Mechanisms by which perineuronal nets promote hardwiring of vestibular circuits for sensori-motor behaviors

Abstract

Chondroitin sulphate (CS)-rich perineuronal nets (PN) have emerged as a powerful regulator of plasticity. We asked how PN governs early brain development. Consolidation of PN around GABAergic neurons in the VN coincides with emergence of vestibular-dependent negative geotaxis behavior at P9 in rats. Treatment of the VN at P6 with chondroitinase ABC (ChABC) to delay consolidation of PN resulted in shift of negative geotaxis to P13. To elucidate the effect of ChABC treatment at the cellular level, we performed whole-cell patch-clamp recordings on VN interneurons in brainstem slice preparations at P9 and P14 when PN-CS underwent consolidation. Pre-treatment of the VN with ChABC decreased inhibition but promoted excitatory neurotransmission in VN neurons. We found that ChABC treatment increased excitability of VN neurons due to increase in membrane potential. Apart from this direct effect, we further showed that the PN-CS associated plasticity-inducing factor semaphorin 3A (Sema3A) was liberated with treatment of ChABC. In vitro tests confirmed that Sema3A promoted neurite growth and branching of VN neurons.

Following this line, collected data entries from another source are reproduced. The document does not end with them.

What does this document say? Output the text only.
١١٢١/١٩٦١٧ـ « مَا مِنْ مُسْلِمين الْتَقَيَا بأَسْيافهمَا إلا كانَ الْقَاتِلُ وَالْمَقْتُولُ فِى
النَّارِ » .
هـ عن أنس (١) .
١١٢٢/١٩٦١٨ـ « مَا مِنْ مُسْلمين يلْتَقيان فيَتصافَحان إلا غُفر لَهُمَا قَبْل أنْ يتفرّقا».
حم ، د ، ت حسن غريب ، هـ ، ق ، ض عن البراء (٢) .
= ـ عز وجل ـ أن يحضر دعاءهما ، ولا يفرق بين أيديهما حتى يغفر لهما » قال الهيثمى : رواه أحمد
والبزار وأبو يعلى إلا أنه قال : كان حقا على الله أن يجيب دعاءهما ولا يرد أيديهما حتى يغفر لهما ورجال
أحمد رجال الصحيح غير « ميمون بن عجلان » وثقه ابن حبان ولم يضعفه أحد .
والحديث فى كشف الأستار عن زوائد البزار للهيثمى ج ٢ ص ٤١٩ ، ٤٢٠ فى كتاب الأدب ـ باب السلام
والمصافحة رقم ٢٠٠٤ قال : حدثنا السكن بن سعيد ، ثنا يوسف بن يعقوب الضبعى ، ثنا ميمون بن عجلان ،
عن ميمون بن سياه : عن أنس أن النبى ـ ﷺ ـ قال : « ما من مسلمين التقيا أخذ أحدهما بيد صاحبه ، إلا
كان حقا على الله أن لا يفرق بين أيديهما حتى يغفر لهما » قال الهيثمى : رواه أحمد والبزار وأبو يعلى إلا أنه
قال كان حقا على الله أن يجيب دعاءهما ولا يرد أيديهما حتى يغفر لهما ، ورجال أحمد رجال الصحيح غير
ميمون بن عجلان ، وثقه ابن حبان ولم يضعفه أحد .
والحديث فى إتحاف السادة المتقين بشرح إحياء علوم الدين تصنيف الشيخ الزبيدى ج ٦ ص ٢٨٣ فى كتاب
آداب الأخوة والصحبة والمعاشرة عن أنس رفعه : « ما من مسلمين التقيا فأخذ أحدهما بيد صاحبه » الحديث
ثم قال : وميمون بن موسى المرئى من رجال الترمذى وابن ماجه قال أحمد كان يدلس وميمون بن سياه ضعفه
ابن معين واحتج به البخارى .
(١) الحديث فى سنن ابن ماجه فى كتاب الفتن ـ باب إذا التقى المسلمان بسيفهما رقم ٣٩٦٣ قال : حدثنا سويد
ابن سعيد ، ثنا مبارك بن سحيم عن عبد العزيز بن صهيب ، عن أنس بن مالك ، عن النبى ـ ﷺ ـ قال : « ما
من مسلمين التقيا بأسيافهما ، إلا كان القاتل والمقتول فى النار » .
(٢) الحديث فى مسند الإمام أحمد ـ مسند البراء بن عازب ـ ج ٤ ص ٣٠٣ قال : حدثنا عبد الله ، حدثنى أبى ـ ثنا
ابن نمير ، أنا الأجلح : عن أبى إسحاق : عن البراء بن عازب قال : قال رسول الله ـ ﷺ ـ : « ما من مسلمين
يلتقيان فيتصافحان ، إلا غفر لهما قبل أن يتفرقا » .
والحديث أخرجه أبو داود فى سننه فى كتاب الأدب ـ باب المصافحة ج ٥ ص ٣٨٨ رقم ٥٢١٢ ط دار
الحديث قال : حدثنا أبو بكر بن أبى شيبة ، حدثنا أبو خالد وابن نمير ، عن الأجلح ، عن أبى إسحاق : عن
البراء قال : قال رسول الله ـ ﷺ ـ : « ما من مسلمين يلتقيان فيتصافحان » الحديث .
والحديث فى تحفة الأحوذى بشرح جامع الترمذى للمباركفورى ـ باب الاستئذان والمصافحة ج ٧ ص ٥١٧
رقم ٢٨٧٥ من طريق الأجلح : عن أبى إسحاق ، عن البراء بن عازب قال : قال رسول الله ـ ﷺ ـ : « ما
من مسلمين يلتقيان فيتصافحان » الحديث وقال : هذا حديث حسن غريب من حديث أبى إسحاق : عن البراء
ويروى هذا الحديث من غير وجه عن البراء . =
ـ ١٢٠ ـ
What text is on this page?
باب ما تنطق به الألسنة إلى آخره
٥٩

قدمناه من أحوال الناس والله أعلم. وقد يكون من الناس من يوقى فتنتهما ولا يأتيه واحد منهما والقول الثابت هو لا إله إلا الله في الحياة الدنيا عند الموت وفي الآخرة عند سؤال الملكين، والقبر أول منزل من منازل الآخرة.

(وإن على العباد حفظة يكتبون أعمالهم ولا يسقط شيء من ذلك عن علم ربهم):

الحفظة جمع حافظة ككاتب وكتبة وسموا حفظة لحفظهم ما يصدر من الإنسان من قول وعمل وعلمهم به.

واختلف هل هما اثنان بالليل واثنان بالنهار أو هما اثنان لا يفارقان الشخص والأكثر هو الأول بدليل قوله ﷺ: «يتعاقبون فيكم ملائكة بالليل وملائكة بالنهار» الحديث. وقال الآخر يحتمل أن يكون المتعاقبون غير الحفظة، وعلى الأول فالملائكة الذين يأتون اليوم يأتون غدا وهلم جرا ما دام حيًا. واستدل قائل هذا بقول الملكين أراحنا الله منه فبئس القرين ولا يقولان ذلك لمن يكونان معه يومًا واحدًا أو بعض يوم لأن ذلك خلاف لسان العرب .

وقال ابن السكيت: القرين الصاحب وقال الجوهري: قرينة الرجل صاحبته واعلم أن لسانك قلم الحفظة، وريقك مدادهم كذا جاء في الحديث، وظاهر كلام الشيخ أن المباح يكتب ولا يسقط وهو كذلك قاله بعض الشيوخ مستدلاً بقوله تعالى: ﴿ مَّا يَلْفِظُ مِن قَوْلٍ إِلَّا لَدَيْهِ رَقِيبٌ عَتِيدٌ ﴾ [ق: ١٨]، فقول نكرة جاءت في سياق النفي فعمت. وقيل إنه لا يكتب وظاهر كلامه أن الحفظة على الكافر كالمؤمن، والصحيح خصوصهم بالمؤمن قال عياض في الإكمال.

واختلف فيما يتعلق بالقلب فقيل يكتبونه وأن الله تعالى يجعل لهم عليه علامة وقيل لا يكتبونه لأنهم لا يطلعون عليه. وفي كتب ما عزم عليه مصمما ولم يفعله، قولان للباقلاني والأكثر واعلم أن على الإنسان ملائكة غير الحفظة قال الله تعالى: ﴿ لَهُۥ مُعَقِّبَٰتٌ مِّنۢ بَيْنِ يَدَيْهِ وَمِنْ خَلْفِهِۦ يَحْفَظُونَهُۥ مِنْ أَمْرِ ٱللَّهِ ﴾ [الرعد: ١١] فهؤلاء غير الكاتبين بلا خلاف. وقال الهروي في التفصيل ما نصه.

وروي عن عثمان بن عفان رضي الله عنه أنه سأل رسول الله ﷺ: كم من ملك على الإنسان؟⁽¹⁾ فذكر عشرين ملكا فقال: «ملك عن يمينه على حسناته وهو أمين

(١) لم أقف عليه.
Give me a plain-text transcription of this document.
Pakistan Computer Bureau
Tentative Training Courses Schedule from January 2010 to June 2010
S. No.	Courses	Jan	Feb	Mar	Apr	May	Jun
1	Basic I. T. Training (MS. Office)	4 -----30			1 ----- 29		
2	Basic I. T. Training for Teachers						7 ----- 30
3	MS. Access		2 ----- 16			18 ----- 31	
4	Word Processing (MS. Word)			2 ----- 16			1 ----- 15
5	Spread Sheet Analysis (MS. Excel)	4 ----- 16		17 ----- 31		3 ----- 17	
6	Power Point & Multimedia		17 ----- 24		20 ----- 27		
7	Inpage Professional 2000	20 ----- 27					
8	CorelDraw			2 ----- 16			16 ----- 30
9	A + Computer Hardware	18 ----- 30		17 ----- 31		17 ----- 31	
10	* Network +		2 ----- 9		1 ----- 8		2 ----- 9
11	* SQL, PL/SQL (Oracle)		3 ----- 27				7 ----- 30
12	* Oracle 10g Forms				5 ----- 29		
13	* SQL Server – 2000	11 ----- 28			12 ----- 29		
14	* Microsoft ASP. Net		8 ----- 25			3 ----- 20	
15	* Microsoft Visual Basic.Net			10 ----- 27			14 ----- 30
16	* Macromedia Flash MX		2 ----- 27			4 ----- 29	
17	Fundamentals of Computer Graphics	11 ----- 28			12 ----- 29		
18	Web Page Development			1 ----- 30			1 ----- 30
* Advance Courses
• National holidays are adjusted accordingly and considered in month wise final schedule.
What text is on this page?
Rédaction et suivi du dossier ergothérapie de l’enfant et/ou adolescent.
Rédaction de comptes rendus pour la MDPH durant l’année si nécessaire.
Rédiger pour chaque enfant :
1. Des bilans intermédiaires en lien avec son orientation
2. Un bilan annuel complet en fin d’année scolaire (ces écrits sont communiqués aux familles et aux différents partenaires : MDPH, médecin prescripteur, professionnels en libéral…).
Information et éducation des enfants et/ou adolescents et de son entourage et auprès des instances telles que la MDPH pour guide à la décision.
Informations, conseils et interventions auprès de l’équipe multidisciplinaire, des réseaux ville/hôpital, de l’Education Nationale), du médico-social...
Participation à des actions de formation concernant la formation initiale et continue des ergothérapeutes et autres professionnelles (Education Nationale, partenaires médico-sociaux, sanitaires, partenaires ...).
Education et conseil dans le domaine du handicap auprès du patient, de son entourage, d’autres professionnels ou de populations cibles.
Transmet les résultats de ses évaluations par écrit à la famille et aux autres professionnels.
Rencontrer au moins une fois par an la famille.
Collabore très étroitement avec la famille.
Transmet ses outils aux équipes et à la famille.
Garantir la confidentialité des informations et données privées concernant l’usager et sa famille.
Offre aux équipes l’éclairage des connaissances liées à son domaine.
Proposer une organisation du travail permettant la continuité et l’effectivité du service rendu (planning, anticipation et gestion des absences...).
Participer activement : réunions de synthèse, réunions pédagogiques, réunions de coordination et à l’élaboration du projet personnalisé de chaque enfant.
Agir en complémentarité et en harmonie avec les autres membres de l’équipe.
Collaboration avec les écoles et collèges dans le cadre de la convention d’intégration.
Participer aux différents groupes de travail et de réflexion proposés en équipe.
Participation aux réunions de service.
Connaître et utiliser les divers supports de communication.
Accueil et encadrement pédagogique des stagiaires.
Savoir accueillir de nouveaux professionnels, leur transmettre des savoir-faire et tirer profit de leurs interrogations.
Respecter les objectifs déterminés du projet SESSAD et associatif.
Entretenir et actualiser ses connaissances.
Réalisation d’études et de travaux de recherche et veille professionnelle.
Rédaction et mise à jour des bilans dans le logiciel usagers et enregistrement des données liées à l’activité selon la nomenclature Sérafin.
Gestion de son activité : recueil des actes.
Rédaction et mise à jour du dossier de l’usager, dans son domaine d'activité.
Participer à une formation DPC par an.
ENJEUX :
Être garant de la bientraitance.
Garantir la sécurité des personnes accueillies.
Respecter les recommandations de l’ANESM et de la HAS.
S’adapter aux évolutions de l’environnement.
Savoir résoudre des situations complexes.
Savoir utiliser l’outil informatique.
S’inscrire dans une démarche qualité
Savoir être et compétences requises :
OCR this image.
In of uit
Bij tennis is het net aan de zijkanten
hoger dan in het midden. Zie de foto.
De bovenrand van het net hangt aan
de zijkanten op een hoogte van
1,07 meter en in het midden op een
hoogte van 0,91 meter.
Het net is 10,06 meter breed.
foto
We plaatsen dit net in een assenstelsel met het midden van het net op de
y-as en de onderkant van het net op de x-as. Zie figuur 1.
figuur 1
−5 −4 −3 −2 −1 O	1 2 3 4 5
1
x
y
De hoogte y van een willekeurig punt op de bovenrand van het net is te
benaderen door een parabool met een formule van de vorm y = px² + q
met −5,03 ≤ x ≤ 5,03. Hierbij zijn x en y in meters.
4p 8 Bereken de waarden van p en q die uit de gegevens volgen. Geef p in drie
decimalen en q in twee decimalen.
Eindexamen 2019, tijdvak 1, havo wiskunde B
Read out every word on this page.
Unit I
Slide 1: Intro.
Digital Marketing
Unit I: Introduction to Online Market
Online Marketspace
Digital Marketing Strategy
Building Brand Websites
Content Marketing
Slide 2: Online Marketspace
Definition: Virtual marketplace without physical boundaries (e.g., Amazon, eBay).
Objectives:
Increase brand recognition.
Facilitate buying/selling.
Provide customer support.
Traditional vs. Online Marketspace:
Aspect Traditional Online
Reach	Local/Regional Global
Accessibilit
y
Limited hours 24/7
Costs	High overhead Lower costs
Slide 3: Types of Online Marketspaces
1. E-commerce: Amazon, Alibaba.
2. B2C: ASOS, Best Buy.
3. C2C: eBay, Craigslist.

To reveal the behavioral consequence, we compared Sema3a treatment alone with combined ChABC and Sema3A delivery to the VN at P6. Sema3A delayed the emergence of another graviceptive reflex air-righting from P15 to P16, while combined treatment further delayed it to P18. Taken together, our results suggest that retention of Sema3A by PN-CS moieties limits dendritic/synaptic plasticity of VN interneurons, thereby contributing to developmental hardwiring of the central circuitry for vestibular behavior.